The emergence of green flexible aerogel electronics based on natural materials is expected to solve part of the global environmental and energy crisis. However, it is still challenging to achieve large-scale production and multifunctional stable applications of natural biomass fiber aerogel (BFA) materials. Herein, we exploit the interfacial bridging between the flower-type titanium dioxide nanoarray (FTNA) and natural fiber substrates to modulate the electronic structure and loss mechanism to achieve multifunctional properties. Specifically, the fibrous substrate with wrinkled features induces lattice strain in titania through precise interfacial bridging, effectively improving the intrinsic properties of the BFA materials.
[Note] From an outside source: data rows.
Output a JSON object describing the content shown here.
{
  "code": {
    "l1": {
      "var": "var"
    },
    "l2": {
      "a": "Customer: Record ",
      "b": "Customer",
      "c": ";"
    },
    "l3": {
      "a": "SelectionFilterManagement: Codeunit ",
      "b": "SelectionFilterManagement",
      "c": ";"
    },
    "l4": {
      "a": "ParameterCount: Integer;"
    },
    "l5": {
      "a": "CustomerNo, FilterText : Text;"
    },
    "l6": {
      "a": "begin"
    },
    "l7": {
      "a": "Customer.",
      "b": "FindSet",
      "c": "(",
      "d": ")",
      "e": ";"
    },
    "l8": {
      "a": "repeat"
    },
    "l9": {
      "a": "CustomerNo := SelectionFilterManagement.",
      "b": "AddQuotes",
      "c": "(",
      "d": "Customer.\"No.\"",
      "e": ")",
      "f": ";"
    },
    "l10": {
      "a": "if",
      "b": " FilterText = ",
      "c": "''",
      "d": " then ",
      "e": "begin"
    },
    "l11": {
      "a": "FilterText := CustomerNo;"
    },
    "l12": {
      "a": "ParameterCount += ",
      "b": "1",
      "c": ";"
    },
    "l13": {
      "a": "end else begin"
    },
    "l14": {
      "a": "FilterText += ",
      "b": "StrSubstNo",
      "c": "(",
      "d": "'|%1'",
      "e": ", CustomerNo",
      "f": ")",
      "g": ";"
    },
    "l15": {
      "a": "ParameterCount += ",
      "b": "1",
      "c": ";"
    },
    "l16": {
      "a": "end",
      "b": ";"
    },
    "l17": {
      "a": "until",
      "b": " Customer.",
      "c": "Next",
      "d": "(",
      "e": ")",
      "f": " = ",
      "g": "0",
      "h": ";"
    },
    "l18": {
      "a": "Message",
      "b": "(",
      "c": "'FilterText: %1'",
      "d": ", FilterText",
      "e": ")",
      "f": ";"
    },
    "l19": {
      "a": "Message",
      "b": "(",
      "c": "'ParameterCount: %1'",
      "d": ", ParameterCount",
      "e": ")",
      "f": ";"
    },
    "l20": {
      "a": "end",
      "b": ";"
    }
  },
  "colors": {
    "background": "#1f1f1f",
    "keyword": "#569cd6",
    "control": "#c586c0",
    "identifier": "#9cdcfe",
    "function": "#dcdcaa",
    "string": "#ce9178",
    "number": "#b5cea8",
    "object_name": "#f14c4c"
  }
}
This interfacial bridging regulation strategy is also confirmed by X-ray absorption fine structure spectroscopy (XAS). More importantly, the construction of BFA products for different macroscopic and multifunctional applications through simple processing methods will facilitate the transition from natural materials to multifunctional flexible electronics. Therefore, the as-prepared blanket-type BFA (TCBFA) has good mechanical properties, electromagnetic protection properties, thermal stealth properties, high-temperature flame retardancy, and UV resistance. Meanwhile, the membrane-type (TCBFAM) multifunctional wearable fiber aerogel device exhibits superior flexibility, efficient Joule heating performance, and a smart response. This regulation strategy provides another concept for the design and innovation of green multifunctional fiber-integrated aerogels.